Accordingly, the neural pathways of a mammal are particularly at risk if neurons are subjected to mechanical or chemical trauma or to neuropathic degeneration sufficient to put the neurons that define the pathway at risk of dying. A host of neuropathies, some of which affect only a subpopulation or a system of neurons in the peripheral or central nervous systems have been identified to date. The neuropathies, which may affect the neurons themselves or the associated glial cells, may result from cellular metabolic dysfunction, infection, exposure to toxic agents, autoimmunity dysfunction, malnutrition or ischemia. In some cases the cellular dysfunction is thought to induce cell death directly. In other cases, the neuropathy may induce sufficient tissue necrosis to stimulate the body's immune/inflammatory system and the mechanisms of the body's immune response to the initial neural injury then destroys the neurons and the pathway defined by these neurons.
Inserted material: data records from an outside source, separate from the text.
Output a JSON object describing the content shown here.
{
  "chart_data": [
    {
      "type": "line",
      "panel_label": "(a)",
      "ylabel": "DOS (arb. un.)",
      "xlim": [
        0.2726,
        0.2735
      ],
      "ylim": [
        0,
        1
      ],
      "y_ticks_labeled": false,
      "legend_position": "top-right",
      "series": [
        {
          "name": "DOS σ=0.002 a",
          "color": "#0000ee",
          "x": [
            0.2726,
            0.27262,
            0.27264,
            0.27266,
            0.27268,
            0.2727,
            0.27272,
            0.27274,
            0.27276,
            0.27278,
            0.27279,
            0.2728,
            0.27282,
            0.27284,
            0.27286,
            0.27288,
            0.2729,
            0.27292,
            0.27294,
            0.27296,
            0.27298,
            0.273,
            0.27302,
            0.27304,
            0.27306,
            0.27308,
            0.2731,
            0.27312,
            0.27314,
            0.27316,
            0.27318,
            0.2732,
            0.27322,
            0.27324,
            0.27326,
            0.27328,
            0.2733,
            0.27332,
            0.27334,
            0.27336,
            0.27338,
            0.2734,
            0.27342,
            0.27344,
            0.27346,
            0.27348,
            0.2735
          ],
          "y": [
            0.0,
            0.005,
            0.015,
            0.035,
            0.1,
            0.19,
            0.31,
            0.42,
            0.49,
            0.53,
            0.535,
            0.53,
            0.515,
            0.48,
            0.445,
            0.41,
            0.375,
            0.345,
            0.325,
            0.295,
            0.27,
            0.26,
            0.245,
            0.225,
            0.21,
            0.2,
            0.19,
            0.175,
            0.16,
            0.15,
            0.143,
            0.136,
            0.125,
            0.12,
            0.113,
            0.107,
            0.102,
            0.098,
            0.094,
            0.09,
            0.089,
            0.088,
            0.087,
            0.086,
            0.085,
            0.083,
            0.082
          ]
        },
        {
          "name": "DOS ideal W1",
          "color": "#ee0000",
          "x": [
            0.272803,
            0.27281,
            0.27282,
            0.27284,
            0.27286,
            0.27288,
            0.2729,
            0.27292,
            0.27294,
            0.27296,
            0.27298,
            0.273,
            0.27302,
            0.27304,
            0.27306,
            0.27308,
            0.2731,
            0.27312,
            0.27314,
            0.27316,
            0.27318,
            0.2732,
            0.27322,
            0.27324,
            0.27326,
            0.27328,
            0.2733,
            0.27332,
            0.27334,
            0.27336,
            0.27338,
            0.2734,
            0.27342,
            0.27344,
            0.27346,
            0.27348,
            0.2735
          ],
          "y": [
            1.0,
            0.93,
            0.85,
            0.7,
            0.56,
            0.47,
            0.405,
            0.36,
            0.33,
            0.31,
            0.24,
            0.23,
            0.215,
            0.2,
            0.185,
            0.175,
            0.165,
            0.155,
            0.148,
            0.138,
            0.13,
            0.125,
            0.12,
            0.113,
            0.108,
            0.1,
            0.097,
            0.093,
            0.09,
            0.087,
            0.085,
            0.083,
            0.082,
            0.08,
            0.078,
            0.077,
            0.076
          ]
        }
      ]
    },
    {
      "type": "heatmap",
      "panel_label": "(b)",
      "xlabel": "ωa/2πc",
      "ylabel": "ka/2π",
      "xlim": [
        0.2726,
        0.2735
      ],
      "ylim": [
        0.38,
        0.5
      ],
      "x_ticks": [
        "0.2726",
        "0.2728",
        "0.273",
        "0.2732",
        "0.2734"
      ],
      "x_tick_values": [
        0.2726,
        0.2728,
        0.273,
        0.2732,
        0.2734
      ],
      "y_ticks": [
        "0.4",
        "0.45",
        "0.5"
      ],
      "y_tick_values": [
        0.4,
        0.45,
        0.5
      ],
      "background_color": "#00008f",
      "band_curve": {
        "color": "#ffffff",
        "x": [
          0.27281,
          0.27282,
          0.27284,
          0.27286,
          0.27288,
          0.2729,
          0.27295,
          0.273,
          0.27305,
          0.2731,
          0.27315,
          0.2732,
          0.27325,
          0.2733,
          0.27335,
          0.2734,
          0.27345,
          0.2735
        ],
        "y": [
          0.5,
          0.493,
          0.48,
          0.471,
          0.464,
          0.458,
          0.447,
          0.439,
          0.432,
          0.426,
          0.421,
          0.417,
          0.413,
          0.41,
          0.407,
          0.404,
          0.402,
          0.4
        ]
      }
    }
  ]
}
Another common injury to the CNS is stroke, the destruction of brain tissue as a result of intracerebral hemorrhage or infarction. Stroke is a leading cause of death in the developed world. It may be caused by reduced blood flow or ischemia that results in deficient blood supply and death of tissues in one area of the brain (infarction). Causes of ischemic strokes include blood clots that form in the blood vessels in the brain (thrombus) and blood clots or pieces of atherosclerotic plaque or other material that travel to the brain from another location (emboli). Bleeding (hemorrhage) within the brain may also cause symptoms that mimic stroke. The ability to detect such injury is lacking in the prior art.
Mammalian neural pathways also are at risk due to damage caused by neoplastic lesions. Neoplasias of both the neurons and glial cells have been identified. Transformed cells of neural origin generally lose their ability to behave as normal differentiated cells and can destroy neural pathways by loss of function. In addition, the proliferating tumors may induce lesions by distorting normal nerve tissue structure, inhibiting pathways by compressing nerves, inhibiting cerebrospinal fluid or blood supply flow, and/or by stimulating the body's immune response. Metastatic tumors, which are a significant cause of neoplastic lesions in the brain and spinal cord, also similarly may damage neural pathways and induce neuronal cell death.
There is thus, a need in the art appropriate, specific, inexpensive and simple diagnostic clinical assessments of nervous system injury severity and therapeutic treatment efficacy. Thus identification of neurochemical markers that are specific to or predominantly found in the nervous system (CNS (brain and spinal cord) and PNS), would prove immensely beneficial for both prediction of outcome and for guidance of targeted therapeutic delivery.